Road to Glory mode is where you take one player through his college experience whether it be three or four years. You create him, choose his position, his number, what he looks like, and lead him through his High School state playoffs and on to college. You control him and only him. It was frustrating in previous games because the coach would call plays that seemed doomed to failure. If you ran a play that lost yards seven times in a row, the coach would seem to never care and you would run it seven more times each quarter. I often wondered if the opposing coach was calling the plays. That has all changed now, the coach mixes up the play call a little more and it only takes him two or three times to figure out that a play just won't work. It also gives you more freedom if your player is QB. In the previous games running a no huddle was impossible if you were a QB because the coach never allowed you to. Now you can, I ran a no huddle the entire fourth quarter to catch up when my team was 15 points down. My defense fell apart and lost the game but I was happy to be running a rushed offense, it seemed so fluid and free. Another problem with the QB mode was that upon throwing an interception the game would pause and a small window would pop up with three different defensive plays in it. In order to keep your QB composed, you had to select the right one. I found this quite aggravating because half the time the defense was out of position which made it impossible to know the play. Furthermore, you never knew who picked the pass off, so if the defense was using a man coverage play you had no idea if it was the safety or conrnerback who was covering your intended receiver. That has been removed and doing so removes headaches and rage quitting from gamers.

Playbooks have all been tailored after the school playbooks. Instead of every team looking the same on offense, each coach has updated AI and makes them run their team the way they would in real life. Oregon uses its massive spread offense and New Mexico runs its no huddle theme. Texas still emphasizes a hard running game and LSU still loves its play pass. The no huddle system when using dynasty mode helps, it opens the playbook and gives you about 10 seconds to choose a play as your team hurries to the line.

Other miscellaneous features such as crowd volume and commentary are improved. The crowd gets louder when your on defense and when you score it erupts into cheers. They quiet when its 3rd or 4th down and it almost feels like your there and your hopes and dreams are with them as the ball is snapped.

The game does have a few drawbacks. Moving players to other teams is not included so updating transfers is a hard thing to do. Names are excluded so generating names is a must unless you have the patience to update every roster (have fun, there are 199 Division I teams alone, that totals renaming 14,875 players).
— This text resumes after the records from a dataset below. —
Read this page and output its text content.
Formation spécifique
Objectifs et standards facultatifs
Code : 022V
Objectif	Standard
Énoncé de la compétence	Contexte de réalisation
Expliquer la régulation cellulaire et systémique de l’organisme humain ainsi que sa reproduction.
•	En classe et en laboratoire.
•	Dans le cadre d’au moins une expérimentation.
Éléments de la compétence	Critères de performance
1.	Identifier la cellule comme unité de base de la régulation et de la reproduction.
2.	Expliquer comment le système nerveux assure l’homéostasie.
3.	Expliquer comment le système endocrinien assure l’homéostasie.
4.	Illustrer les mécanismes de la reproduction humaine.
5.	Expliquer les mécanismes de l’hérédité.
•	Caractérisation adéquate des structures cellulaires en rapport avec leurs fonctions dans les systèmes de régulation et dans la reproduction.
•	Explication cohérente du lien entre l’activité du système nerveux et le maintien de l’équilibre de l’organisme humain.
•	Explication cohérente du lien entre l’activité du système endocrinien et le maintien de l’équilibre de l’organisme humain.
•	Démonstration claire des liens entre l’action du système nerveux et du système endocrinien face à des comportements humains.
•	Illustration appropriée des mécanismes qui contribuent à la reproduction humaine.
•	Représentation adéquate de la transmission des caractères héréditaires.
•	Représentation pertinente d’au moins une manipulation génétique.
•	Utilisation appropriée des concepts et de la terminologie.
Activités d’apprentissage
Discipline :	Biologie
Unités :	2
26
Road to Glory has eliminated some positions and being a Road to Glory linebacker is much harder, maybe too hard. Not to mention that the difficulty settings are a huge difference. Varsity level is far too easy but the next level up makes all your players stupid and makes the game extremely hard as computer controlled teams seem to know every play your calling and they call the perfect play to destroy you while your team acts like a Pop Warner squad.

Review
Grade- Harvest It!
Highs- Amazing graphics, improved gameplay modes, accurate playbooks, and updated AI.
Lows- Difficulty settings are very far apart, fixed some Road to Glory issues that were never broken to begin with.
ESRB Rating- E for Everyone, all ages
Kid Friendly? Yes, although with its complexity I would recommend that your kid should be 10, 8 at the youngest.
Overview- It's well worth the $59.99 price tag, a good solid game, if you like football games, then this is a game you would want!

-Rezler



Grading System
Harvest It!- Get this game! It is awesome! No time to waste!
Pick It- It's good, get it, it can wait though
It Could Grow- The game needs work, unless its cheap (19.99) avoid it
Needs Some Cultivating- Don't even get it, it is a waste
It's Dead- Why was it published? Who at the company signed off?